Yesterday, President Bush nominated Congressman Christopher Cox – a former securities lawyer at Latham & Watkins – to be the new Chairman of the SEC. Senate confirmation is still required. Here is the White House press release with the remarks of President Bush and Representative Cox.

A number of members asked me yesterday if Chairman Donaldson was asked to resign by President Bush, as Donaldson consistently sided with the two Democratic Commissioners in 3-2 Commission votes and there has been widespread criticism by many over the costs of implementing internal controls (plus the recent SEC budget crisis didn’t help). Your guess is as good as mine – but the Commission is supposed to be an independent agency and I would hope the President wouldn’t meddle in the SEC’s affairs.

As far as I can tell, this is the first appointment of a sitting member of Congress to the Commission. Here is a Forbes article painting the incoming Chair as pro-business; here is an article from Bloomberg that provides a number of differing opinions on the appointment. The front pages of the NY Times and WSJ also have detailed profiles of the incoming Chair and much commentary about what others think.

More on the SEC’s New HQ Address

Earlier this week, I blogged about the SEC’s new address – but this was for purposes of sending courtesy copies to the SEC Staff. Pursuant to Item 101(e)(2), it is still a specific disclosure item that companies must include the following in various SEC periodic reports and registration statements:

“That the public may read and copy any materials you file with the SEC at the SEC’s Public Reference Room at 450 Fifth Street, NW., Washington, DC 20549. State that the public may obtain information on the operation of the Public Reference Room by calling the SEC at 1-800-SEC-0330. If you are an electronic filer, state that the SEC maintains an Internet site that contains reports, proxy and information statements, and other information regarding issuers that file electronically with the SEC and state the address of that site (http://www.sec.gov).”

Since the rule still refers to the old address and the SEC hasn’t issued an alert or changed the rule formally, I believe issuers should go ahead and keep using the old address for this and other purposes.
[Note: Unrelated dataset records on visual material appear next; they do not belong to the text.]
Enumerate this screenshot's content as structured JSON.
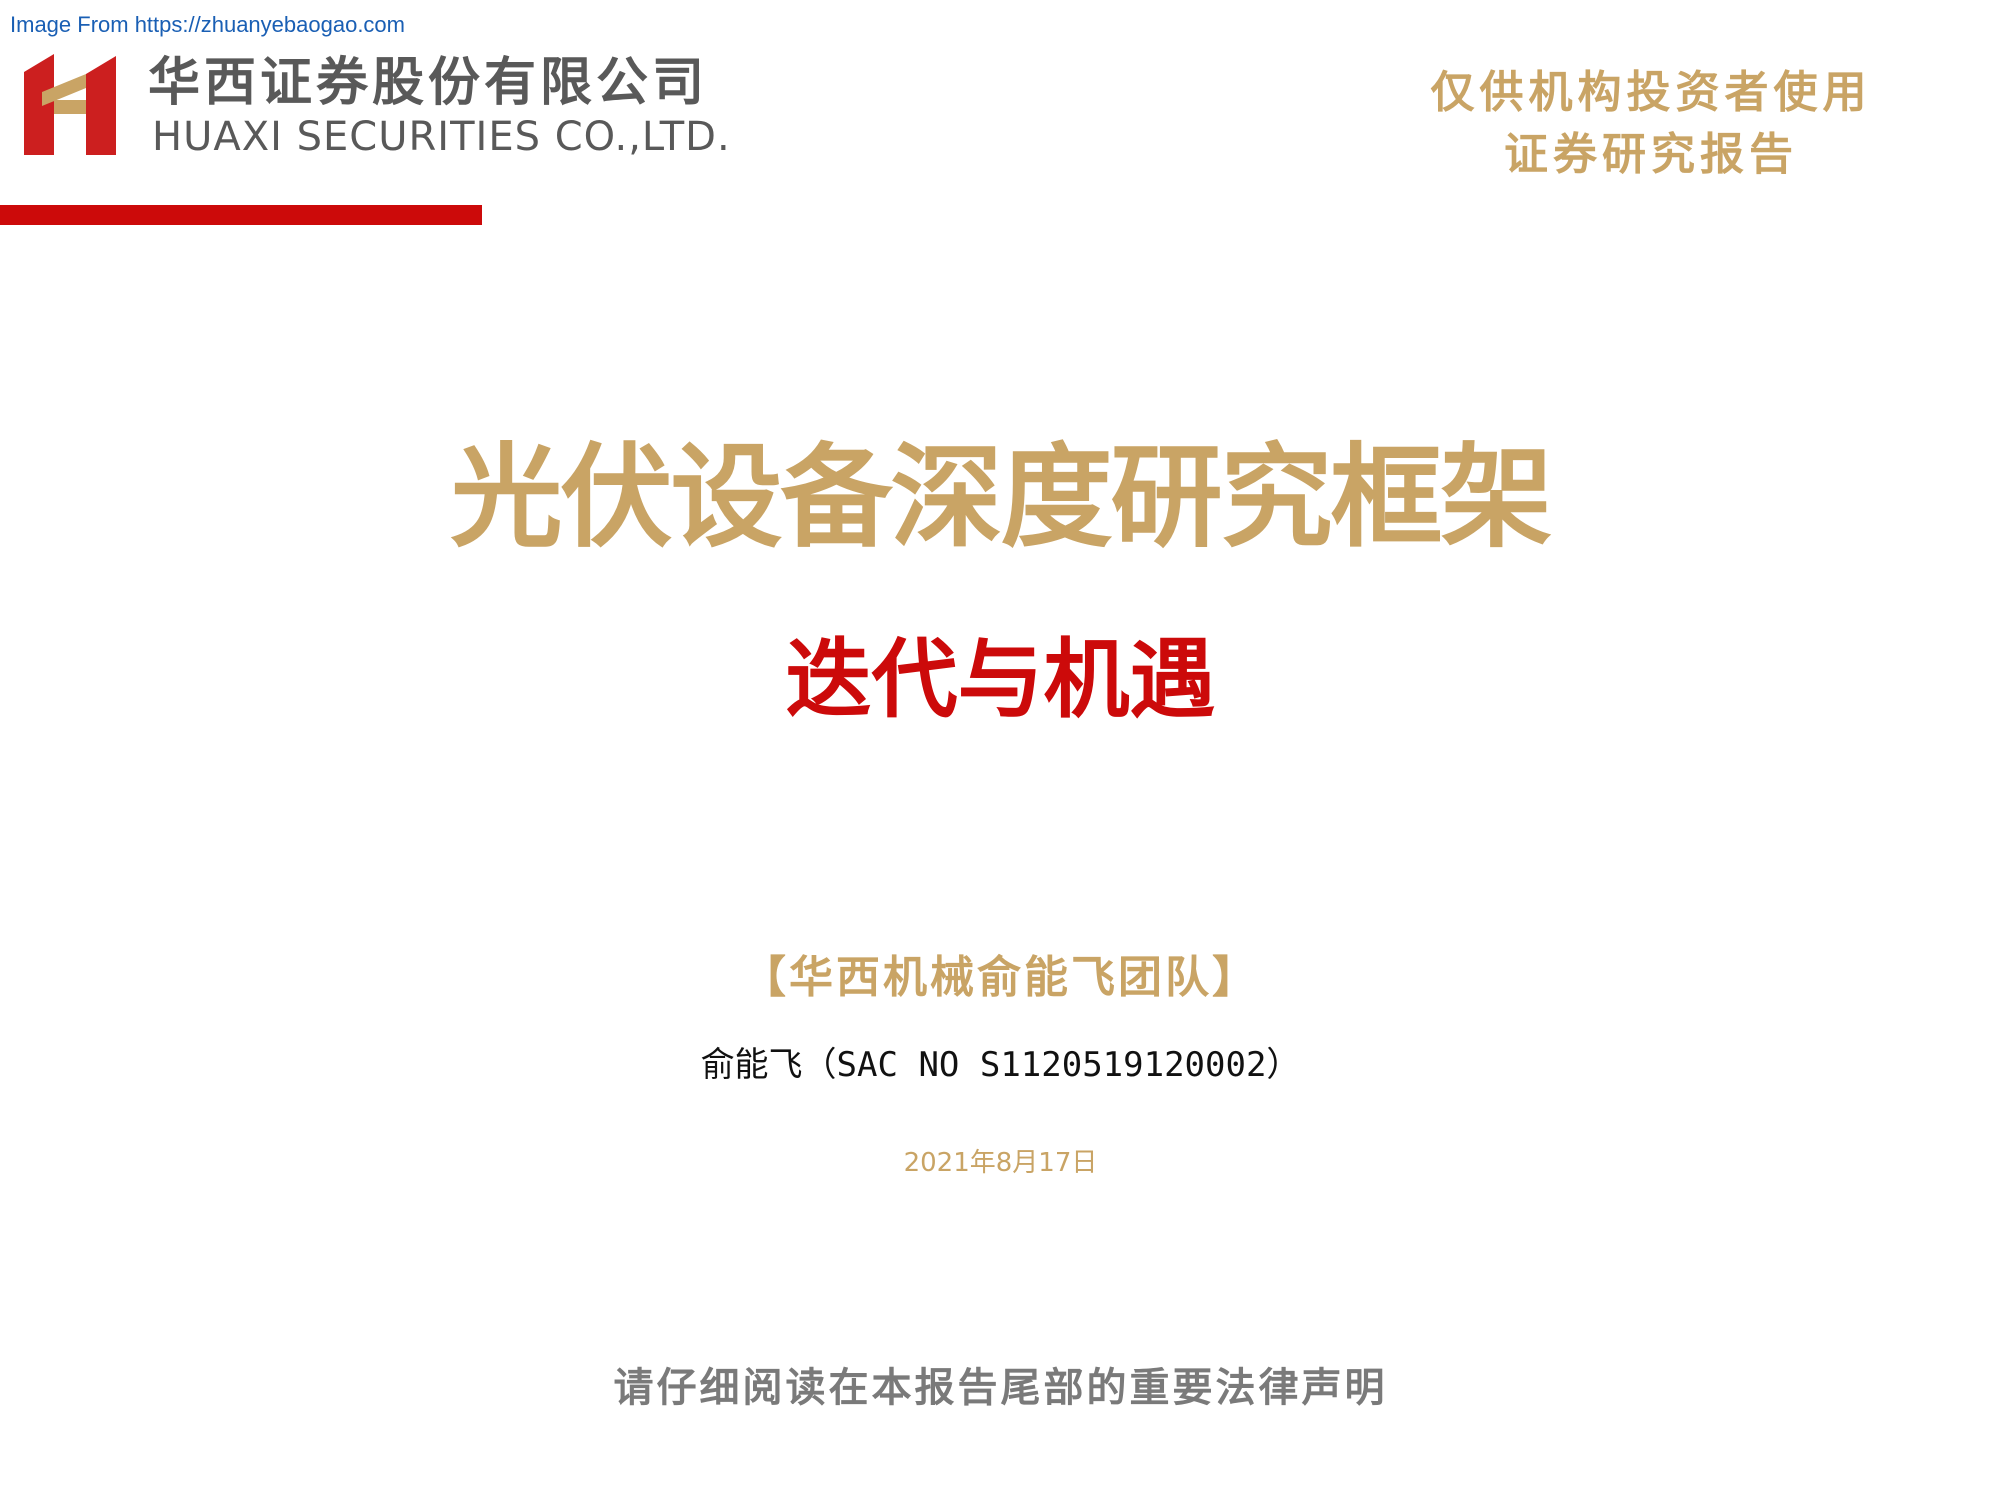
{
  "source": {
    "link_text": "Image From https://zhuanyebaogao.com"
  },
  "header": {
    "company_cn": "华西证券股份有限公司",
    "company_en": "HUAXI SECURITIES CO.,LTD.",
    "logo_colors": {
      "red": "#cc1f1f",
      "gold": "#c9a465"
    },
    "rule_color": "#cc0a0a",
    "disclaimer_line1": "仅供机构投资者使用",
    "disclaimer_line2": "证券研究报告"
  },
  "cover": {
    "title": "光伏设备深度研究框架",
    "subtitle": "迭代与机遇",
    "team": "【华西机械俞能飞团队】",
    "author": "俞能飞（SAC NO S1120519120002）",
    "date": "2021年8月17日",
    "legal_notice": "请仔细阅读在本报告尾部的重要法律声明"
  },
  "colors": {
    "gold": "#c9a465",
    "red": "#cc0a0a",
    "gray": "#7a7a7a",
    "link": "#1a5fb4"
  }
}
There are several examples of companies (at least 40 filings) that have included the new address in filings made in the last couple weeks, but a quick and random review of twenty S-3 filings made yesterday showed that only 1 out of 20 used the new address, while 19 still listed the old address (thanks to Amy Seidel for this data!).

Even though Corp Fin has moved to the new building, other offices still haven’t moved – although the move is now being accelerated in an effort to save money in light of the SEC’s budget crisis.

SEC and DOL Jointly Issue “Tips” for Plan Fiduciaries

The Department of Labor and SEC have jointly published tips to assist fiduciaries of employee benefit plans in reviewing conflicts of interest of pension consultants: “Selecting and Monitoring Pension Consultants: Tips for Plan Fiduciaries.” The tips are questions for plan fiduciaries to ask pension consultants, developed by the DOL and SEC “to assist plan fiduciaries in evaluating the objectivity of the recommendations provided, or to be provided, by a pension consultant.” Also, some guidance is provided following each question.

Bob Woodward on “Deep Throat”

Maybe it’s my “inside-the-beltway” outlook on life, but I was fascinated with this four-page article in the Washington Post yesterday by Bob Woodward, in which he explains – in nitty-gritty detail – how he came to know Mark Felt and the events that led to the series of Washington Post articles that brought down President Nixon.